What happens during the red giant phase?
The Sun expands dramatically. When hydrogen runs out in the core, the core contracts and heats up, while the outer layers expand outward. The Sun will swell to many times its current size, possibly reaching past Earth's orbit. Mercury and Venus will almost certainly be swallowed; Earth may be too, or may escape by a thin margin. The red giant phase will last several hundred million years before the Sun burns through its remaining fuel.
What happens after the red giant phase?
The Sun sheds its outer layers and becomes a white dwarf. Once helium runs out in the core, the Sun isn't massive enough to fuse heavier elements. The outer layers will drift away into space, forming a planetary nebula (a glowing shell of expanding gas). What remains is the Sun's hot dense core, now exposed and called a white dwarf. White dwarfs are about the size of Earth but contain about half the Sun's original mass. They don't generate new energy; they simply cool slowly over trillions of years.
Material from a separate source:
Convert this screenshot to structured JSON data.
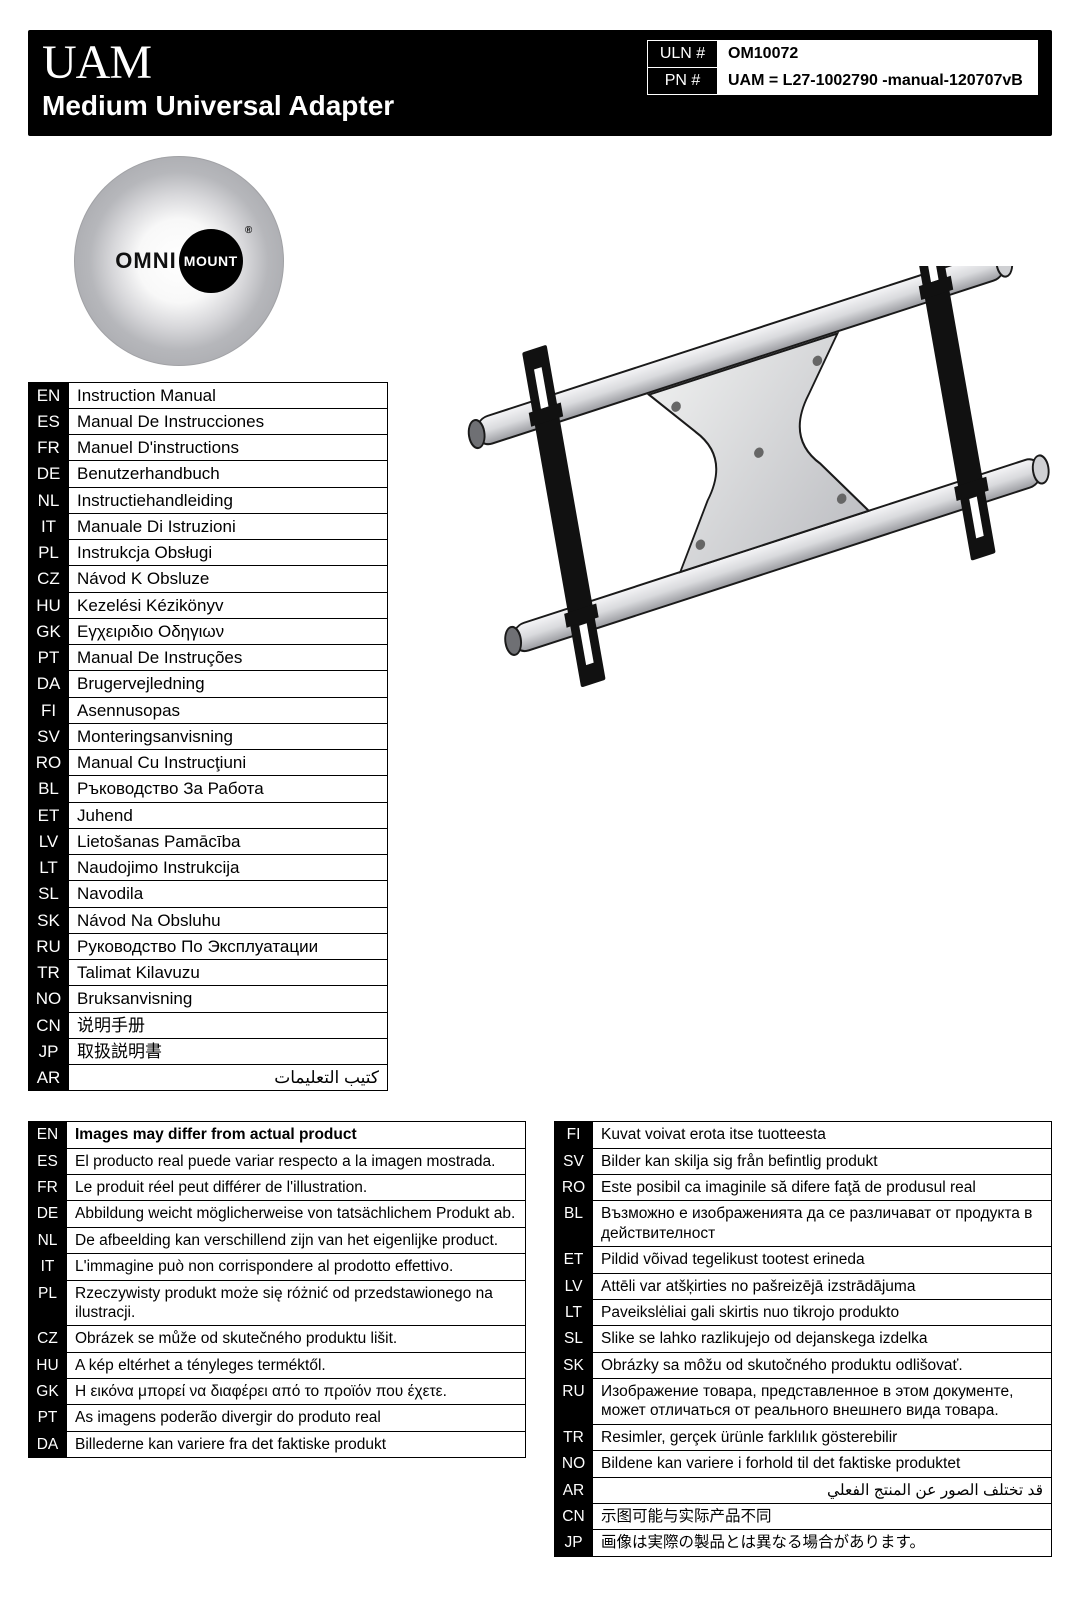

Does the Sun explode at the end?
No, it's not big enough. Only stars more massive than about 8 times the Sun's mass end their lives in supernovas. The Sun is far below that threshold. The red giant phase is dramatic but not explosive; the Sun will shed its outer layers gradually rather than catastrophically. The end result is a white dwarf, a small dense object that will fade slowly. Eventually the white dwarf may cool entirely into a cold black dwarf, though none exist yet because the universe isn't old enough.
The Sun has about 5 billion years before it begins to die. The red giant phase will dramatically reshape the inner solar system, likely engulfing Mercury and Venus and possibly Earth. After that, the Sun will shrink to a white dwarf and slowly fade. The transformation is unhurried but inevitable, the same fate awaiting all stars in the Sun's mass range.